Selling CXW, ENB, and BRMK allows us to book a tax loss, which we will use against the large gain that we recently booked on STORE Capital (STOR) to reduce the impact of taxes in 2022.

And by consolidating the capital towards GMRE, we think that we are reducing the risk of our portfolio all while boosting its future upside potential.

It is down so much already that it is hard for us to foresee much more downside (unless some major risk factor plays out), but its upside potential in a future recovery is very substantial. We think that the market has gotten it wrong and GMRE is far more resilient than its share price makes it seem to be. It could quite literally double from here and it pays a 9.5% dividend yield while you wait.

Bottom Line

The bottom line is that we believe GMRE has dropped way too low, way too fast. It is down 50% due to reasons that are mostly unwarranted and therefore, we think that it now offers exceptionally attractive risk-to-reward.

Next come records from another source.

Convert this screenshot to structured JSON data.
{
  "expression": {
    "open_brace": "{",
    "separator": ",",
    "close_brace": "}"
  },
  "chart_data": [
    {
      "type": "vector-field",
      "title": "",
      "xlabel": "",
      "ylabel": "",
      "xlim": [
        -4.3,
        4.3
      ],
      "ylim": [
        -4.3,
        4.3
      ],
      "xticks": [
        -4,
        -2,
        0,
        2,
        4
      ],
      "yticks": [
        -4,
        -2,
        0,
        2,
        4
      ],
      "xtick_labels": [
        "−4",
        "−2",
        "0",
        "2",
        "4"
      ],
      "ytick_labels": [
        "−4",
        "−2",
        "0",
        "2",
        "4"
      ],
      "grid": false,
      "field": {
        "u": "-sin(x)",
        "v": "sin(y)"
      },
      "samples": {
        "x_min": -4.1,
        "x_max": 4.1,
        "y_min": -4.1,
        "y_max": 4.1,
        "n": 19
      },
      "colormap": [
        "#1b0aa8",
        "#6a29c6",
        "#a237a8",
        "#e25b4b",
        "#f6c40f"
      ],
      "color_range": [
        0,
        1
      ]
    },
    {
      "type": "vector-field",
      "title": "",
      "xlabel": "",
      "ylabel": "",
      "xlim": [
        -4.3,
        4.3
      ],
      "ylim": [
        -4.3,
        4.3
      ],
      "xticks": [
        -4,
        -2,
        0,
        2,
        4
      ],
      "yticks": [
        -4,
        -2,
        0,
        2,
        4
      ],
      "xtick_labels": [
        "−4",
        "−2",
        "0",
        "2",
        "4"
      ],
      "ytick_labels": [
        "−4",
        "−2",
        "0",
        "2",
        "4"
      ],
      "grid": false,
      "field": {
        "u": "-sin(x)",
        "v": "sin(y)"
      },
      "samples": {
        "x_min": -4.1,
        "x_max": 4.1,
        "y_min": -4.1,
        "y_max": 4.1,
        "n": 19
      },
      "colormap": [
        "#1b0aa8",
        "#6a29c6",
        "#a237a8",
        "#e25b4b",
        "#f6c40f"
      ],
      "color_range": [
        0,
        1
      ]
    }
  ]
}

In a future recovery, we expect it to return to near where it traded in early 2021, which would lead to 100%+ upside from the current share price. This is exactly what happened following the early pandemic crash:

GMRE doubles in value following the pandemic

YCHARTS

CXW and ENB do not have as much upside potential, and while BRMK could present significant upside, it will likely take longer for it to recover since its business has been more negatively impacted by the current environment.

It is also worth noting that GMRE insiders bought more shares earlier this year at a share price that was 2x higher than what we are paying today.

GMRE insider buying

Openinsider

Moreover, Medical Properties Trust (MPW) recently announced a plan to buy back shares, which adds further evidence that the healthcare REIT sector is currently undervalued.

Finally, while we wait for the upside we earn a 9.5% dividend yield, which we believe to be sustainable. This is higher than the average yield of CXW, ENB, and BRMK, which is 7%.

So to recap, by selling CXW, ENB, and BRMK and reinvesting the proceeds into GMRE, we manage to:

  • Book a tax loss to optimize our taxes
  • Reduce the risk of our portfolio
  • Boost its average yield
  • Position it for higher and faster upside in the recovery
  • While also increasing our exposure to healthcare real estate

As noted earlier, we remain bullish on CXW, ENB, and BRMK, but the benefits outweigh the downsides and this is why we are consolidating capital toward GMRE.